Sans doute pour compléter ce travail préparatoire il conviendrait de reprendre chacune des notions importantes et de les analyser, cependant, nous ferons ici, l’économie de ce travail pour passer directement à l’élaboration de la version définitive de l’étude philosophique de ce texte et éviter trop de redites. Pour terminer, ce travail préparatoire nous devrions travailler notre jugement à l’égard des idées de l’auteur, à sa position face au problème. Pour la même raison, nous l’évoquerons dans la version définitive de notre étude. Nous pouvons tout de même affirmer que nous pouvons comprendre le texte comme critique de la passion amoureuse, or, n’est-ce pas elle qui fait rêver ou qui donne les plus belles histoires d’amour ?
Exemple d’introduction possible.
Qu’est-ce qui fait qu’il est difficile d’aimer véritablement quelqu’un ? C’est le problème traité par Alain dans ce texte. Selon lui, aimer véritablement quelqu’un, c’est avoir le « courage » de donner, or on préfère, d’ordinaire, avant tout, recevoir. Ce qui fait alors la difficulté d’aimer c’est une réaction purement passionnelle qui n’est autre que l’égoïsme, l’égocentrisme, alors que c’est, selon les termes de l’auteur, « le courage d’aimer qui nous tire de l’état de passion, qui est misérable». En définissant l’amour comme un mot désignant « à la fois une passion et un sentiment », Alain nous explique que la « passion » étant anti-amour (je veux être aimé) s’oppose au « sentiment », le véritable amour (c’est l’autre que j’aime). Pourtant, les plus belles histoires d’amour ne sont-elles pas les histoires de passions amoureuses ?

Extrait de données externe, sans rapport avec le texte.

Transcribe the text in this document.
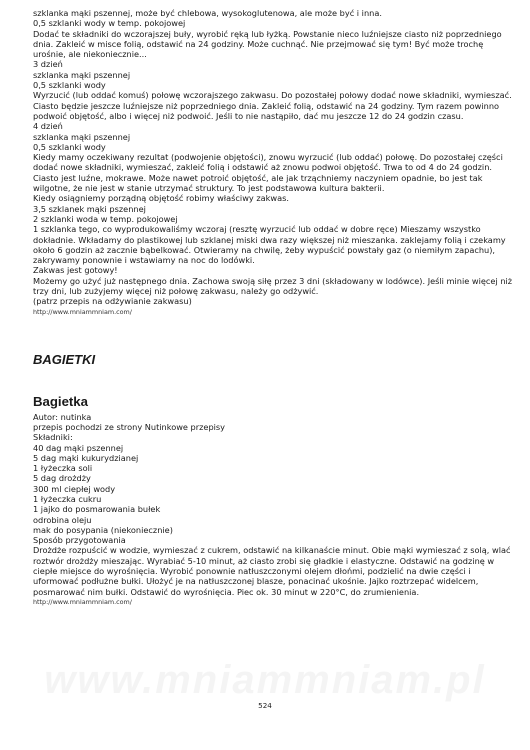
szklanka mąki pszennej, może być chlebowa, wysokoglutenowa, ale może być i inna.
0,5 szklanki wody w temp. pokojowej
Dodać te składniki do wczorajszej buły, wyrobić ręką lub łyżką. Powstanie nieco luźniejsze ciasto niż poprzedniego
dnia. Zakleić w misce folią, odstawić na 24 godziny. Może cuchnąć. Nie przejmować się tym! Być może trochę
urośnie, ale niekoniecznie...
3 dzień
szklanka mąki pszennej
0,5 szklanki wody
Wyrzucić (lub oddać komuś) połowę wczorajszego zakwasu. Do pozostałej połowy dodać nowe składniki, wymieszać.
Ciasto będzie jeszcze luźniejsze niż poprzedniego dnia. Zakleić folią, odstawić na 24 godziny. Tym razem powinno
podwoić objętość, albo i więcej niż podwoić. Jeśli to nie nastąpiło, dać mu jeszcze 12 do 24 godzin czasu.
4 dzień
szklanka mąki pszennej
0,5 szklanki wody
Kiedy mamy oczekiwany rezultat (podwojenie objętości), znowu wyrzucić (lub oddać) połowę. Do pozostałej części
dodać nowe składniki, wymieszać, zakleić folią i odstawić aż znowu podwoi objętość. Trwa to od 4 do 24 godzin.
Ciasto jest luźne, mokrawe. Może nawet potroić objętość, ale jak trząchniemy naczyniem opadnie, bo jest tak
wilgotne, że nie jest w stanie utrzymać struktury. To jest podstawowa kultura bakterii.
Kiedy osiągniemy porządną objętość robimy właściwy zakwas.
3,5 szklanek mąki pszennej
2 szklanki woda w temp. pokojowej
1 szklanka tego, co wyprodukowaliśmy wczoraj (resztę wyrzucić lub oddać w dobre ręce) Mieszamy wszystko
dokładnie. Wkładamy do plastikowej lub szklanej miski dwa razy większej niż mieszanka. zaklejamy folią i czekamy
około 6 godzin aż zacznie bąbelkować. Otwieramy na chwilę, żeby wypuścić powstały gaz (o niemiłym zapachu),
zakrywamy ponownie i wstawiamy na noc do lodówki.
Zakwas jest gotowy!
Możemy go użyć już następnego dnia. Zachowa swoją siłę przez 3 dni (składowany w lodówce). Jeśli minie więcej niż
trzy dni, lub zużyjemy więcej niż połowę zakwasu, należy go odżywić.
(patrz przepis na odżywianie zakwasu)
http://www.mniammniam.com/
BAGIETKI
Bagietka
Autor: nutinka
przepis pochodzi ze strony Nutinkowe przepisy
Składniki:
40 dag mąki pszennej
5 dag mąki kukurydzianej
1 łyżeczka soli
5 dag drożdży
300 ml ciepłej wody
1 łyżeczka cukru
1 jajko do posmarowania bułek
odrobina oleju
mak do posypania (niekoniecznie)
Sposób przygotowania
Drożdże rozpuścić w wodzie, wymieszać z cukrem, odstawić na kilkanaście minut. Obie mąki wymieszać z solą, wlać
roztwór drożdży mieszając. Wyrabiać 5-10 minut, aż ciasto zrobi się gładkie i elastyczne. Odstawić na godzinę w
ciepłe miejsce do wyrośnięcia. Wyrobić ponownie natłuszczonymi olejem dłońmi, podzielić na dwie części i
uformować podłużne bułki. Ułożyć je na natłuszczonej blasze, ponacinać ukośnie. Jajko roztrzepać widelcem,
posmarować nim bułki. Odstawić do wyrośnięcia. Piec ok. 30 minut w 220°C, do zrumienienia.
http://www.mniammniam.com/
524
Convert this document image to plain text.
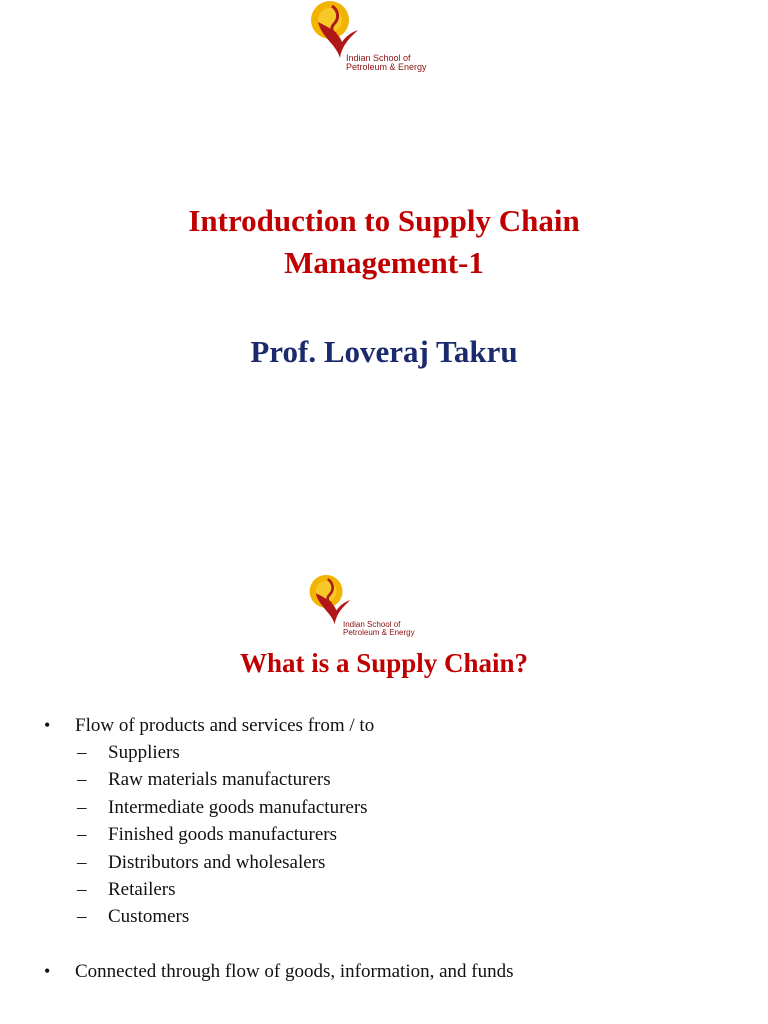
Indian School of
Petroleum & Energy
Introduction to Supply Chain
Management-1
Prof. Loveraj Takru
Indian School of
Petroleum & Energy
What is a Supply Chain?
• Flow of products and services from / to
– Suppliers
– Raw materials manufacturers
– Intermediate goods manufacturers
– Finished goods manufacturers
– Distributors and wholesalers
– Retailers
– Customers
• Connected through flow of goods, information, and funds
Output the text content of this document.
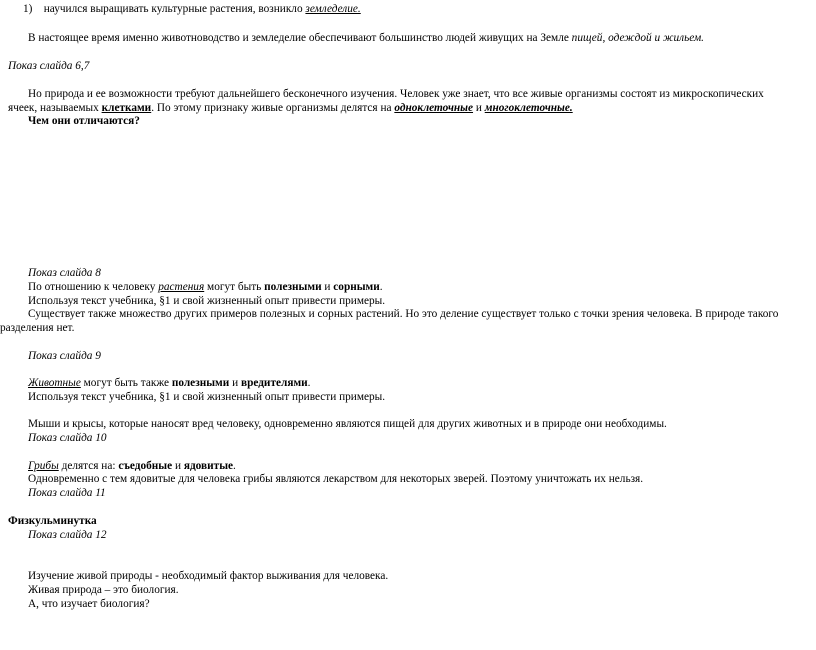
1) научился выращивать культурные растения, возникло земледелие.
В настоящее время именно животноводство и земледелие обеспечивают большинство людей живущих на Земле пищей, одеждой и жильем.
Показ слайда 6,7
Но природа и ее возможности требуют дальнейшего бесконечного изучения. Человек уже знает, что все живые организмы состоят из микроскопических
ячеек, называемых клетками. По этому признаку живые организмы делятся на одноклеточные и многоклеточные.
Чем они отличаются?
Показ слайда 8
По отношению к человеку растения могут быть полезными и сорными.
Используя текст учебника, §1 и свой жизненный опыт привести примеры.
Существует также множество других примеров полезных и сорных растений. Но это деление существует только с точки зрения человека. В природе такого
разделения нет.
Показ слайда 9
Животные могут быть также полезными и вредителями.
Используя текст учебника, §1 и свой жизненный опыт привести примеры.
Мыши и крысы, которые наносят вред человеку, одновременно являются пищей для других животных и в природе они необходимы.
Показ слайда 10
Грибы делятся на: съедобные и ядовитые.
Одновременно с тем ядовитые для человека грибы являются лекарством для некоторых зверей. Поэтому уничтожать их нельзя.
Показ слайда 11
Физкульминутка
Показ слайда 12
Изучение живой природы - необходимый фактор выживания для человека.
Живая природа – это биология.
А, что изучает биология?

Proposition d’une base de travail pour la rédaction de l’analyse du texte.
Définir « aimer »
Partons de la définition d’aimer. Comment définir ce verbe ? On peut le définir d’une part par la bienveillance, aimer c’est vouloir le bien de l’autre, et, d’autre part, c’est trouver un bien en l’autre, c’est-à-dire hors de soi.
Une contradiction.
Cela dit, définir ainsi aimer ne va pas sans poser problème. N’y a-t-il pas là, en effet, une contradiction ? Comment puis-je vouloir le bien de ce dont je dépends ? Alain, dans ce texte, nous donne à voir, tour à tour, les deux positions possibles par rapport à cette contradiction : la passion et le sentiment :
La passion résout la contradiction.
Tout d’abord, la passion résout la contradiction en ne voulant plus le bien de l’autre, mais seulement le sien propre. On pourrait dire qu’il s’agit du refus de la pauvreté et faire référence au thème platonicien d’Eros. Dans le cas de la passion, comme dirait Sartre « aimer, c’est vouloir être aimer », on le voit la bienveillance disparaît : c’est l’amour possessif.
Le sentiment accepte la contradiction.
Ensuite, le sentiment quant à lui, qui semble tenir du miracle étant, au contraire, la pauvreté acceptée, ne résout pas la contradiction. En fait, il n’y a pas de contradiction pour cet amour, qui est le véritable amour : le bien suprême étant celui de l’être aimé. Cet amour est altruiste contrairement à l’amour-passion, égoïste, égocentrique.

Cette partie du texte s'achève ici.